Il existe diverses prévisions concernant l'avenir économique de l'Afrique après la pandémie

L'Afrique, face à une « crise économique sans précédent » et à une opportunité unique

AP/THEMBA HADEBE - Des personnes touchées par la crise économique due au coronavirus font la queue pour des dons de nourriture dans le quartier informel d'Iterileng, près de Laudium, au sud-ouest de Pretoria, en Afrique du Sud, le mercredi 20 mai 2020

Les prévisions économiques pour l'Afrique dues au COVID-19 ne sont pas du tout encourageantes : la Banque mondiale (BM) et le Fonds monétaire international (FMI) prévoient une récession et une crise sans précédent. Ce sont des prévisions qui, aux yeux de plusieurs économistes africains, sont loin d'être satisfaisantes, mais qui offrent au continent une occasion unique de faire face à la dette et aux politiques imposées depuis des années par ces organismes multilatéraux. La BM prévoit une chute en 2020 qui pourrait aller de -2,1 % à -5,1 %, et avec elle la première récession de ces 25 dernières années ; tandis que le FMI prévoit que l'Afrique sera confrontée à une crise économique et sanitaire « sans précédent » avec une baisse de 1,6 % cette année. 
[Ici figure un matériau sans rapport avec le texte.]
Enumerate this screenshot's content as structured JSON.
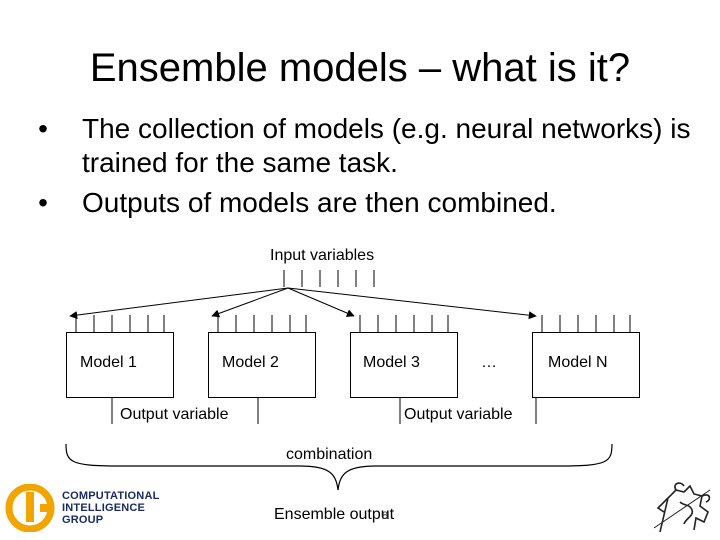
{
  "slide": {
    "title": "Ensemble models – what is it?",
    "bullets": [
      "The collection of models (e.g. neural networks) is trained for the same task.",
      "Outputs of models are then combined."
    ],
    "bullet_symbol": "•"
  },
  "diagram": {
    "input_label": "Input variables",
    "models": [
      "Model 1",
      "Model 2",
      "Model 3",
      "…",
      "Model N"
    ],
    "output_labels": [
      "Output variable",
      "Output variable"
    ],
    "combination_label": "combination",
    "ensemble_output_label": "Ensemble output"
  },
  "footer": {
    "logo_lines": [
      "COMPUTATIONAL",
      "INTELLIGENCE",
      "GROUP"
    ],
    "page_number": "8",
    "accent_colors": {
      "orange": "#f2a400",
      "navy": "#1a2a6a"
    }
  }
}
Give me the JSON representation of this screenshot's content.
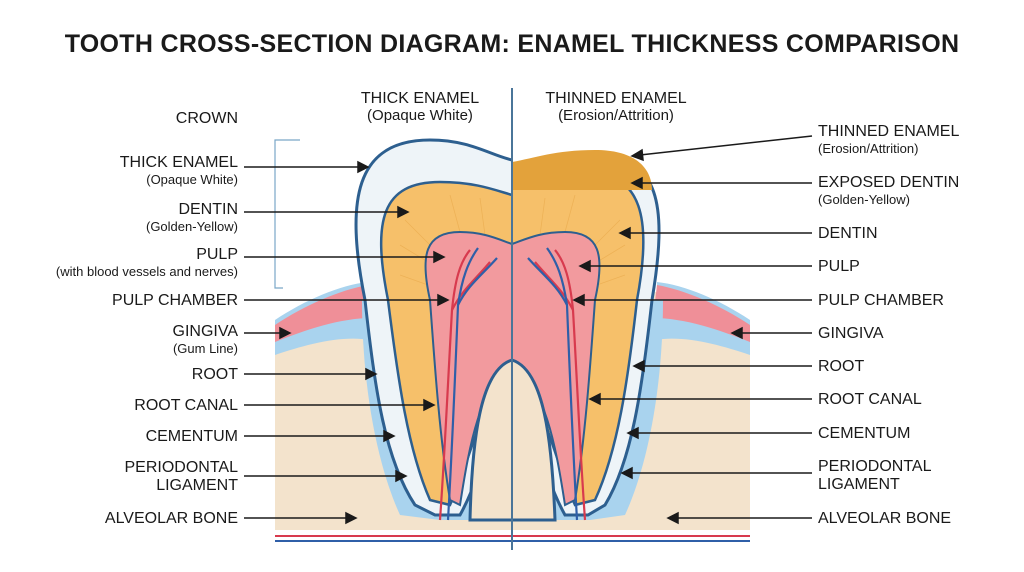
{
  "title": "TOOTH CROSS-SECTION DIAGRAM: ENAMEL THICKNESS COMPARISON",
  "headers": {
    "left": {
      "main": "THICK ENAMEL",
      "sub": "(Opaque White)"
    },
    "right": {
      "main": "THINNED ENAMEL",
      "sub": "(Erosion/Attrition)"
    }
  },
  "left_labels": {
    "crown": "CROWN",
    "thick_enamel": {
      "main": "THICK ENAMEL",
      "sub": "(Opaque White)"
    },
    "dentin": {
      "main": "DENTIN",
      "sub": "(Golden-Yellow)"
    },
    "pulp": {
      "main": "PULP",
      "sub": "(with blood vessels and nerves)"
    },
    "pulp_chamber": "PULP CHAMBER",
    "gingiva": {
      "main": "GINGIVA",
      "sub": "(Gum Line)"
    },
    "root": "ROOT",
    "root_canal": "ROOT CANAL",
    "cementum": "CEMENTUM",
    "periodontal": {
      "line1": "PERIODONTAL",
      "line2": "LIGAMENT"
    },
    "alveolar_bone": "ALVEOLAR BONE"
  },
  "right_labels": {
    "thinned_enamel": {
      "main": "THINNED ENAMEL",
      "sub": "(Erosion/Attrition)"
    },
    "exposed_dentin": {
      "main": "EXPOSED DENTIN",
      "sub": "(Golden-Yellow)"
    },
    "dentin": "DENTIN",
    "pulp": "PULP",
    "pulp_chamber": "PULP CHAMBER",
    "gingiva": "GINGIVA",
    "root": "ROOT",
    "root_canal": "ROOT CANAL",
    "cementum": "CEMENTUM",
    "periodontal": {
      "line1": "PERIODONTAL",
      "line2": "LIGAMENT"
    },
    "alveolar_bone": "ALVEOLAR BONE"
  },
  "colors": {
    "enamel": "#eef4f8",
    "enamel_outline": "#2d5f8f",
    "dentin": "#f6c06a",
    "exposed_dentin": "#e3a23b",
    "pulp": "#f29a9e",
    "gingiva": "#ef8f98",
    "ligament": "#a9d3ee",
    "bone": "#f3e3cc",
    "vessel_red": "#d83a4e",
    "vessel_blue": "#2f5fa8",
    "divider": "#4a7599"
  }
}
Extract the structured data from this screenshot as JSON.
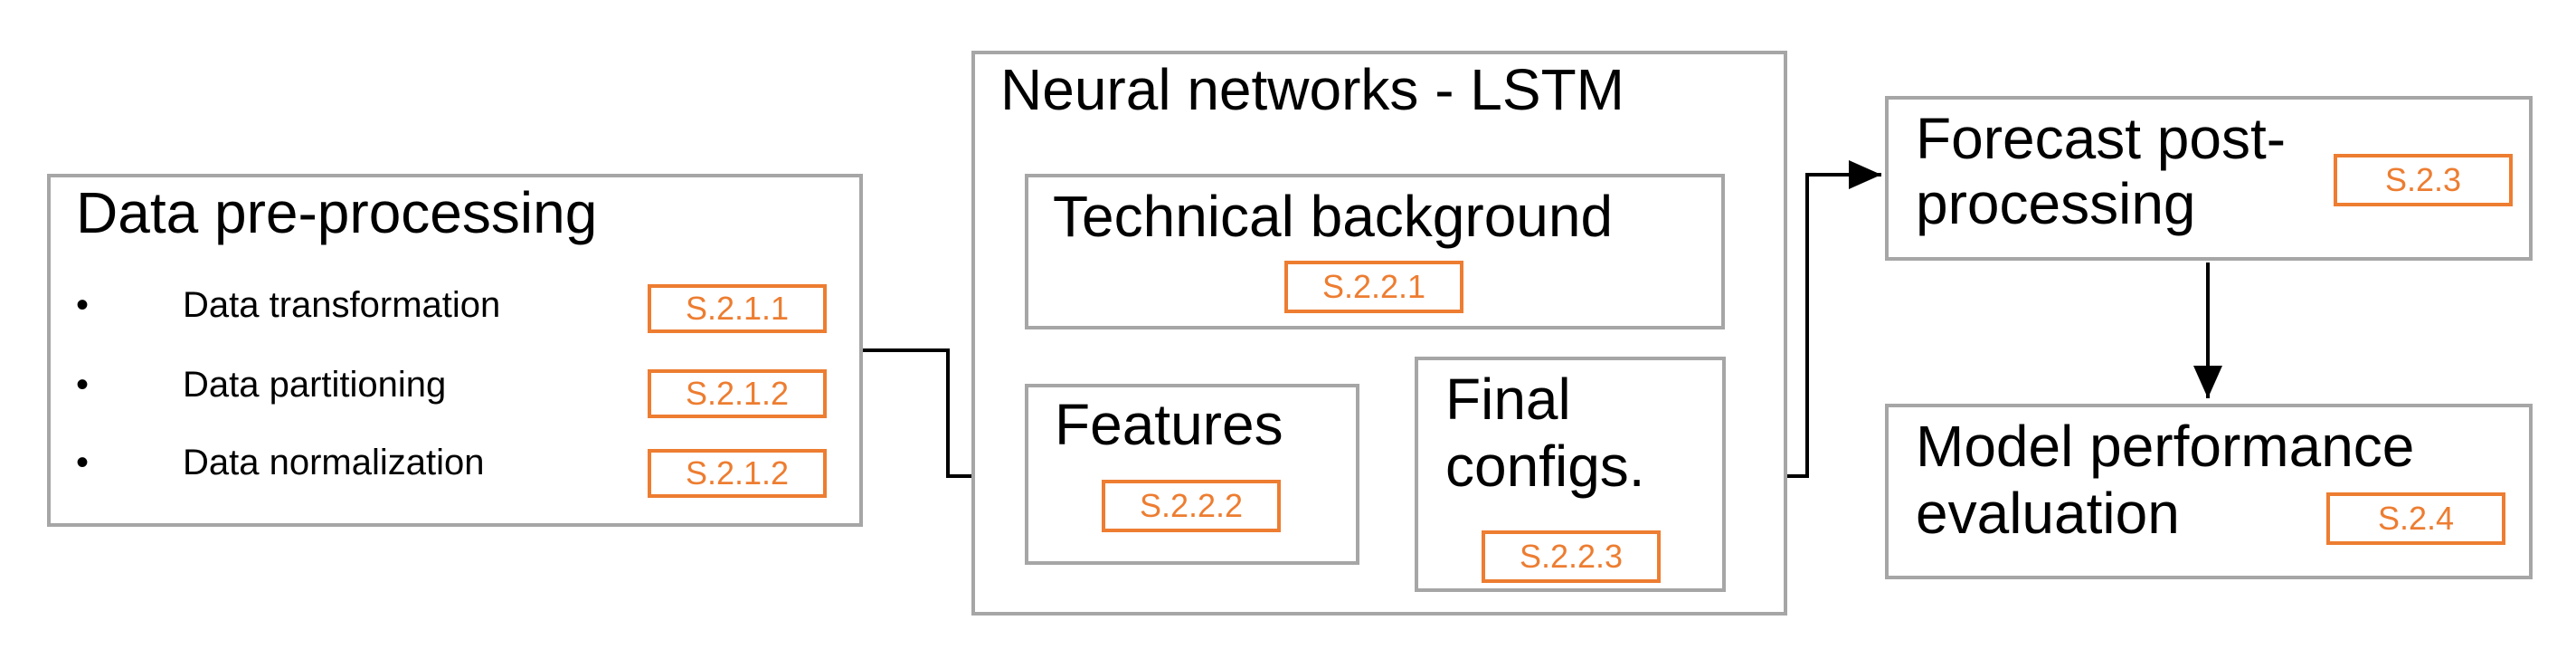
{
  "preprocessing": {
    "title": "Data pre-processing",
    "bullet": "•",
    "items": [
      {
        "label": "Data transformation",
        "ref": "S.2.1.1"
      },
      {
        "label": "Data partitioning",
        "ref": "S.2.1.2"
      },
      {
        "label": "Data normalization",
        "ref": "S.2.1.2"
      }
    ]
  },
  "nn": {
    "title": "Neural networks - LSTM",
    "technical": {
      "label": "Technical background",
      "ref": "S.2.2.1"
    },
    "features": {
      "label": "Features",
      "ref": "S.2.2.2"
    },
    "final": {
      "line1": "Final",
      "line2": "configs.",
      "ref": "S.2.2.3"
    }
  },
  "postprocessing": {
    "line1": "Forecast post-",
    "line2": "processing",
    "ref": "S.2.3"
  },
  "evaluation": {
    "line1": "Model performance",
    "line2": "evaluation",
    "ref": "S.2.4"
  },
  "colors": {
    "border": "#a6a6a6",
    "ref": "#ed7d31",
    "arrow": "#000000"
  }
}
Pour l'économiste guinéen et haut représentant de l'Union africaine (UA) pour l'Europe, Carlos Lopes, de nombreuses prévisions sanitaires faites jusqu'à présent pour l'Afrique « sont un peu alarmistes », mais les prévisions économiques « pas tellement » et même « sont un peu optimistes », dans un continent qui, jusqu'à présent, a officiellement enregistré plus de 70 000 cas et plus de 2 400 décès dus au coronavirus.

Pour l'économiste sénégalais Ndongo Samba Sylla, le FMI est « très optimiste » dans ses prévisions et nous sommes « dans une période où nous ne pouvons pas faire d'estimations » car « personne ne sait ce qui peut arriver » mais, en tout cas, « la croissance va beaucoup baisser ».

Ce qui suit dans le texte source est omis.